Lohmann maintained that these schemes only delayed the just, equitable, and effective response to climate change, as these schemes only gave leniency to developed countries to evade their historical responsibility in addressing climate change.
The Kyoto Protocol envisioned “a common but differentiated responsibility” — with greater responsibility of reducing carbon emissions by developed countries, being identified as large carbon emitters in history.
“And now that the 15th Conference of Parties is coming up in Copenhagen where a new deal on climate will be negotiated, the time has come for all of us to really come to grips on the issue of climate change and to demand real solutions to the climate crisis,” the Forum on the Global South stressed.
The group then noted that super typhoons have ravaged thousands of homes and livelihoods in the Philippines, which only shows that the effects of climate change are “as real as ever and we have no time to lose…(to obtain) climate justice” through a fair and effective agreement to address climate change.

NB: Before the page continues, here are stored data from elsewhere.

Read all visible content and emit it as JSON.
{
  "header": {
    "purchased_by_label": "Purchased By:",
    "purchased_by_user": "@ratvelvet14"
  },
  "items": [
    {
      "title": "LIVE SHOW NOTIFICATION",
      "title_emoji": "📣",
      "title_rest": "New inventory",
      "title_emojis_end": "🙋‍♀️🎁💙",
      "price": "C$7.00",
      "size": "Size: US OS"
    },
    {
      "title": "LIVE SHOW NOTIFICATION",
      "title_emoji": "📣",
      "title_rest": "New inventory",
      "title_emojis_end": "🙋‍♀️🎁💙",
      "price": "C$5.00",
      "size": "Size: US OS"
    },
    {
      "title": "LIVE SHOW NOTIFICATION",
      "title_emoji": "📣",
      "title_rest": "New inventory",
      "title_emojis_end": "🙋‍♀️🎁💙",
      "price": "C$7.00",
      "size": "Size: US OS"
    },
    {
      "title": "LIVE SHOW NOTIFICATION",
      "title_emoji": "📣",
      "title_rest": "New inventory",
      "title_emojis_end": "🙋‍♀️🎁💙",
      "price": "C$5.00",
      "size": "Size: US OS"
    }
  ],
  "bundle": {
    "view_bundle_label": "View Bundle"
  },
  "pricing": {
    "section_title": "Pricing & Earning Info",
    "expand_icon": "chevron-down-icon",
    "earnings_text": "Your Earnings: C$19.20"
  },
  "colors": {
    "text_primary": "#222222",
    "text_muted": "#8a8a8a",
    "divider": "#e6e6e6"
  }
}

Lohman said that the Philippines must develop and make use its abundant sources of renewable energy in order to survive amid climate change rather than investing more on fossil fuel-dependent technologies.
“There must be massive public investment in their (governments) own infrastructure away from the use of fossil fuel. Biofuel is not even an answer, as it cannot replace totally fossil fuel. So the way to go really is to go renewable. The Philippines is lucky to have so much of these resources. Why not use it?” he pointed out.
Meanwhile, the EcoWaste Coalition and Global Alliance for Incinerator Alternatives (GAIA) exhorted the government to recognize and champion “the mitigation potential of recycling and waste reduction” at the UN Climate Change Conference in Copenhagen on Dec. 7 to 18.
EcoWaste and GAIA likewise sought the approval of a Global Climate Fund that will invest in resource recovery programs, ensuring decent livelihoods for all workers and traders in the recycling economy.
“The outcome of the negotiations could make or break global efforts to ease the accelerating climate crisis, and we are asking negotiators to focus on winning solutions such as recycling that will not only cut emissions, but also ensure livelihood for the poor,” said Manny Calonzo, president of EcoWaste and co-coordinator of GAIA.
“Negotiators should be wary about ‘waste-to-energy’ and landfill gas schemes that will directly undermine resource recovery efforts by the informal waste sector as well as by recycling households and communities, while burning or dumping valuable materials that should have been returned to commerce or nature,” he added.
In a joint letter sent via e-mail and fax to President Arroyo, the two groups said that climate negotiators must “recognize the critical and productive role that the informal recycling sector contributes to climate change mitigation and to a healthy economy.”
Citing scientific assessment of materials management options, EcoWaste and GAIA stated that cutting emissions by recycling costs 30 percent less than applying energy efficiency and 90 percent cheaper than through wind power.
On the other hand, the groups said that the proposed Global Climate Fund should be directly accessible to waste pickers and other members of the informal waste sector and should stop subsidies to polluting waste disposal technologies that redirect discards from recycling into incineration and land filling which can lead to increased emissions and unemployment.
The waste pickers or re-claimers at dumpsites or landfills, garbage crew, garbage truck jumpers, itinerant waste buyers and junk shops constitute the informal waste sector in the Philippines.